The Consumer Preview for Windows 8 has landed already, with plenty of praise, but perhaps more criticism for the new Metro interface. So far Microsoft has been pretty upfront about a 2012 launch for the new operating system, but reports seem to suggest that we will see Windows 8 launch as early as October, with a number of new devices in tow. Current work on Windows 8 is busy being wrapped up for July 2012, with the final Release to Manufacturing code released in September, according to Bloomberg.
Perhaps more significant is that this rollout date will include Microsoft‘s move into the ARM processor space, which will enable Windows 8 to run on the same architecture many smartphones and tablets are running, instead of only on x86 processors found in current desktops and laptops. The debut of Windows 8 will apparently launch on 5 ARM based devices (probably tablets), but a lot more x86 based devices. Microsoft is setting very strict rules for the ARM based products, similiar to what they are doing in the Windows Phone 7 space, while probably enforcing guidelines in terms of size and interaction. Expect very similiar layouts and designs from the ARM based device manufacturers.

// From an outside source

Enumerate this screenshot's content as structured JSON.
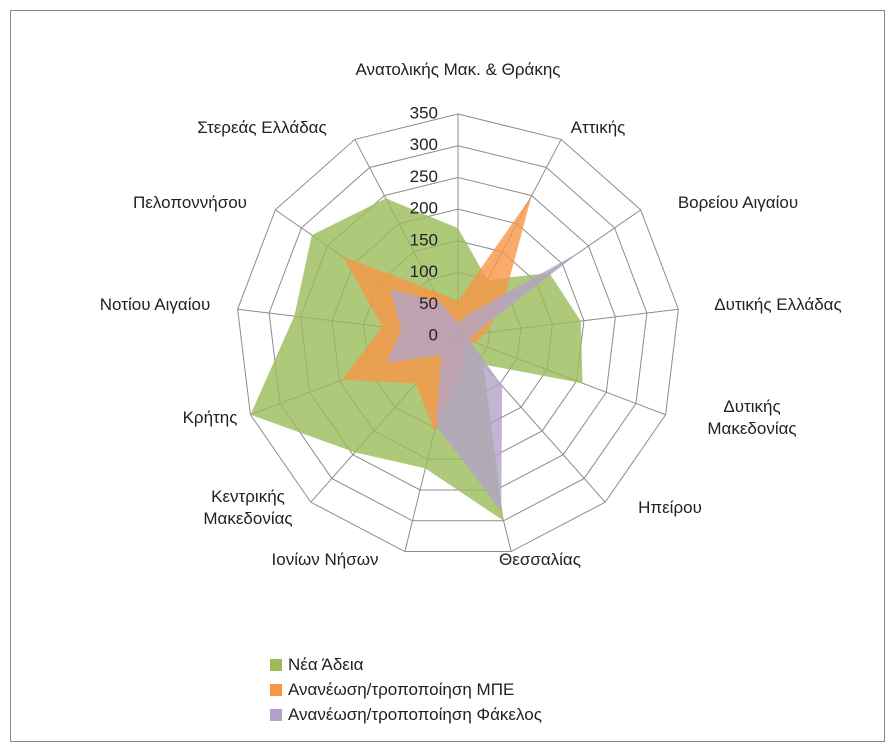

This earlier shipping date will also mean that retailers can all get hold of Windows 8 machines for the all important Christmas shopping season. Microsoft is facing increasing competition from Post-PC devices like the iPad and Android devices, and it needs to get into the tablet market as quickly as possible. The sad part to this statement is that Microsoft has always been in the tablet market, but they have always just shipped standard Windows machines with touch based UI layers and Intel based hardware, without much success. The machines proved to be too heavy, slow and had poor battery life, which is the big reason for Microsoft’s adoption of ARM based devices.
While Windows 8 will run on ARM based tablets, it will not be the full Windows 8 interface, instead only the Metro based design which is currently going to replace the traditional Start Menu (yes, even the Start Button is gone). Whether this strategy will work for Microsoft, only time will tell.
Will you get the Windows 8 based tablet, or would you stick to iPad or Android?